Apache's shares had a rough 2017. In the first half of the year, weak oil prices coupled with falling production sent shares tumbling. Then the market got impatient with the slow pace of development at Apache's monster Alpine High play in West Texas, and sent shares even lower. For the year, the stock was down 33.5%, despite several savvy moves by the company to shore up its operations, including selling off its underperforming Canadian assets.

When oil prices began to rise at the end of 2017, though, Apache's shares began to follow suit, buoyed by a better-than-expected third-quarter earnings report. However, before they could cross that $50 mark, they suffered the one-two punch of projected lower-than-expected Q4 2017 production thanks to a third-party pipeline issue, followed by the market correction earlier this month. That's knocked the company's per-share price back under $40, which I think is an excellent entry point given the company's growth prospects.

Alpine High should come fully online this quarter, and that production boost combined with the rising price of oil, along with Apache's best-in-class 2.6% current dividend yield, should set the company up to outperform in 2018.

A plan that may pay off

The biggest thing that independent E&P Hess has going for it is probably its joint venture with the venerable ExxonMobil (XOM -0.57%) in some exploration blocks off the coast of Guyana. Hess owns a 30% stake in this very promising find. But even with Exxon hoping to bring the Guyanan oil to market quickly, it won't start flowing in earnest until at least 2020. The good news is that Hess has some goodies to offer to investors in the meantime.

Hess is planning to sweeten the pot for investors by $1 billion in 2018, with $500 million in share buybacks and another $500 million in debt reduction to help shore up its balance sheet. Coupling this with improved oil prices, Hess should come out of 2018 in much better shape than it entered the year.

Hess' share price has already rebounded a bit off of its post-correction low, which might concern investors. But the stock is still down about 40% over the past three years, barely better than Apache's 43% drop during the same time frame. Even with the recent improvement, Hess -- which also sports a dividend yield around 2.2% -- looks like a bargain.

A risk that may pay off

W&T Offshore's stock is down nearly as much as Apache's and Hess' over the last three years: about 39%. That's despite shares more than doubling in price over the last six months. And after the recent market correction, there may be more upside for W&T's shares, thanks to two of its three most recent exploration wells striking oil.

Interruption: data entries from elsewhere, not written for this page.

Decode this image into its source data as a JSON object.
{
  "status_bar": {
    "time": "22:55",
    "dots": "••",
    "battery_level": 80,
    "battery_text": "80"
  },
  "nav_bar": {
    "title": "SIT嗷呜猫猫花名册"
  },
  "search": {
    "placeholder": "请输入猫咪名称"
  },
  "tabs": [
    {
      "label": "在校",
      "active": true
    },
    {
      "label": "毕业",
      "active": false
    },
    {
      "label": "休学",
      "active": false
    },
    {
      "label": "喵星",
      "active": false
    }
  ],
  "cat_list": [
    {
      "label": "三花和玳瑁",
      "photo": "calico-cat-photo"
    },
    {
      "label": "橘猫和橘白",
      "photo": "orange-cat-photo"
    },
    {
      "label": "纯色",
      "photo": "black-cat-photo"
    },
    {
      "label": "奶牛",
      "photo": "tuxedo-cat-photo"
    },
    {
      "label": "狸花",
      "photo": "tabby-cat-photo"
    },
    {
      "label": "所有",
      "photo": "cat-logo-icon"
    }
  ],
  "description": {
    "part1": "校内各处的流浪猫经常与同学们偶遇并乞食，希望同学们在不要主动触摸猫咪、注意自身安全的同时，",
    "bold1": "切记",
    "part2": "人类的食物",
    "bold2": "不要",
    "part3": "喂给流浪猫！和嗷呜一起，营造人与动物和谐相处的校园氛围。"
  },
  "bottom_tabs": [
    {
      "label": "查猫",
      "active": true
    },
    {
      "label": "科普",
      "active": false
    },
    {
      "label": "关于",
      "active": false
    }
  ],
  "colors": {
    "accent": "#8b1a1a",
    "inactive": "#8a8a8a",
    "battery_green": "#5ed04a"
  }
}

But W&T is also a big risk for investors. For one thing, the company had to go pretty heavily into debt to fund its operations during the oil price downturn, resulting in nearly $1 billion in long-term debt currently on its books. And for a small company like W&T -- its market cap is less than $600 million, compared to Apache's $14.5 billion and $14.6 billion for Hess -- that represents significant risk. The company's debt-to-equity ratio is an astonishing 2.4, compared to Apache's 0.5 and 0.4 for Hess.

The company may have more big oil finds up its sleeve, which would certainly improve its cash-generation abilities. But its poor balance sheet -- plus the fact that unlike Apache or Hess, it pays no dividend -- means the current risk probably outweighs the potential reward for most investors.

Investor takeaway

The recent market correction has smacked some recovering oil company shares back down into bargain territory. Apache and Hess are looking like two bargains worth pursuing for investors bullish on oil. W&T Offshore, on the other hand, is a much riskier investment and far less of a sure thing.

However, with oil prices still hovering around $60 per barrel even after the market correction, 2018 is looking positive for oil stocks generally. And now is an attractive entry point for energy investors looking to get in while the getting is good.